Há sete anos, precisamente em 19 de setembro de 2013, publiquei nesta revista eletrônica o texto “Velho, eu?”, fazendo considerações sobre penas e consolos da velhice. Estava com setenta e três anos, tempo razoável para uma avaliação de ganhos e perdas, sem mágoas ou lamentações. A crônica – ou artigo, como preferirem – ficou várias semanas na lista dos assuntos mais comentados, que se fazia à época, recebendo quarenta e duas glosas. Foi um balanço existencial que posso considerar bem sucedido, marcado pelo otimismo, ou pelo “realismo esperançoso” de que fala Ariano Suassuna, e que tenho como filosofia de vida.
Não era minha intenção voltar ao tema, agora aos oitenta anos, não fosse o AVC – Acidente Vascular Cerebral que, sem qualquer prévio aviso, me acometeu em junho passado, impondo-me doze dias de internação hospitalar, ainda com a intercorrência de uma trombose venosa, que resultou em implante de filtro na veia cava da perna direita. E eu, que me vangloriava de minha condição física, nadando, caminhando, jogando tênis de praia, fiquei mais de um mês com os membros do lado direito do corpo paralisados, passando a cumprir um paciente processo de recuperação motora, já que, por algum destino caprichoso, minha cabeça, em nenhum momento, foi afetada.

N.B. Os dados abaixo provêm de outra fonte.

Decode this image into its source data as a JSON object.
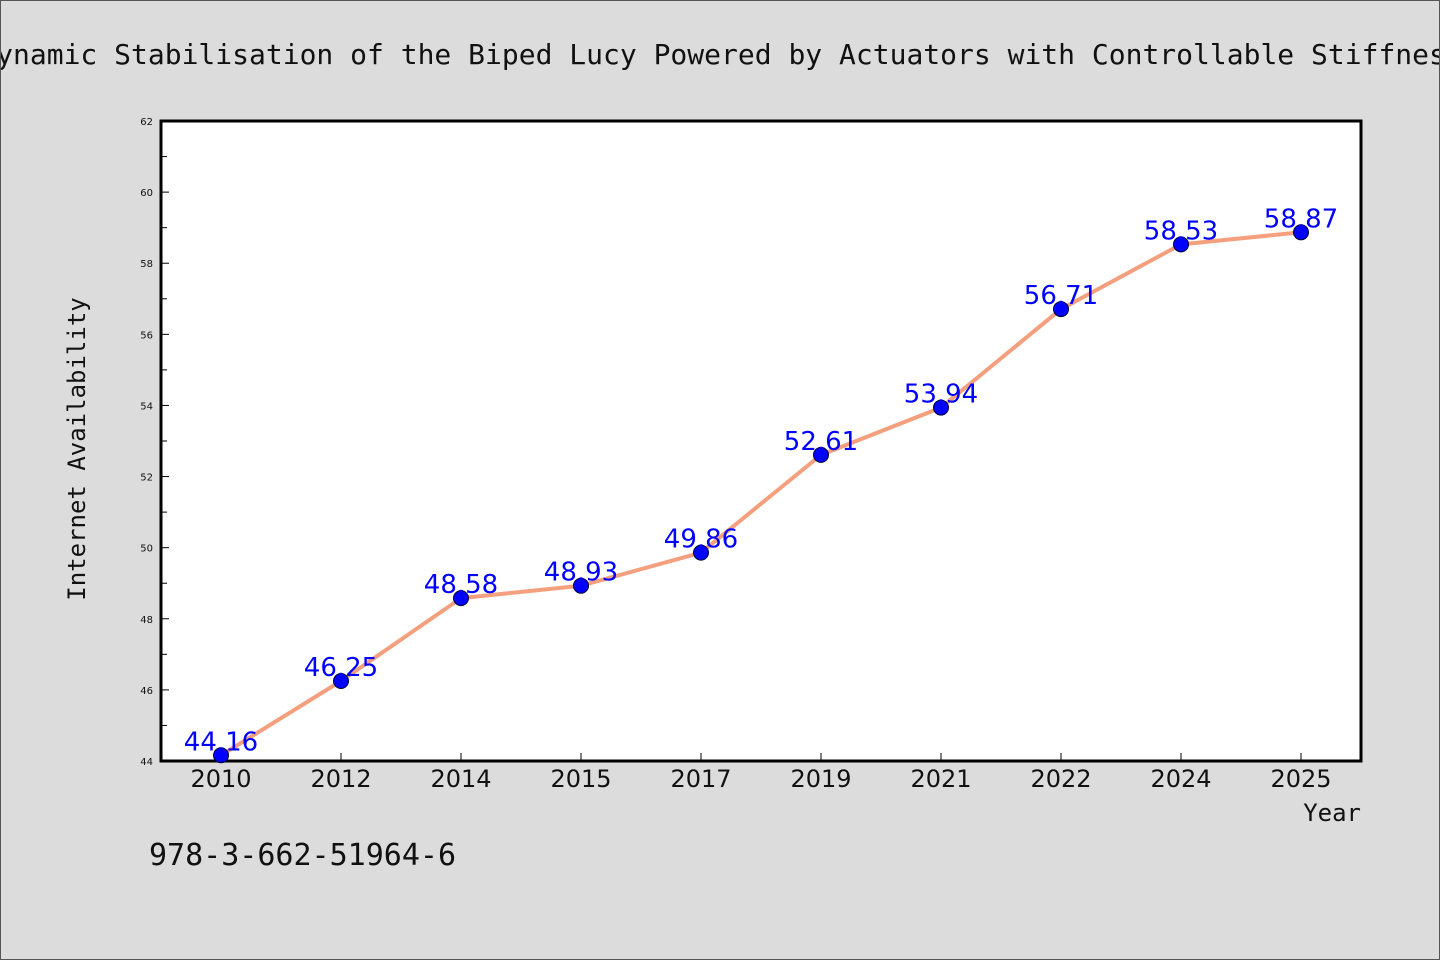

Do tempo de hospital, as lembranças são sobretudo de desconforto, sem incidentes de dor física significativa. O maior suplício foi mesmo o aparelho de ressonância magnética, que não aconselho ninguém a encarar sem estar “dopado”: por quase meia hora, imobilidade total, confinamento, ruído ensurdecedor, contínuo ou intermitente – não poderia apontar qual o pior. Depois disso, só as circunstâncias de não poder sair da cama, receber cuidados pessoais penosos, comer refeições insípidas, tudo, no entanto, amenizado pelo apoio e pela presença dos familiares. Sou grato à minha mulher e filha, que estiveram sempre ao meu lado, como também aos profissionais a quem estive entregue.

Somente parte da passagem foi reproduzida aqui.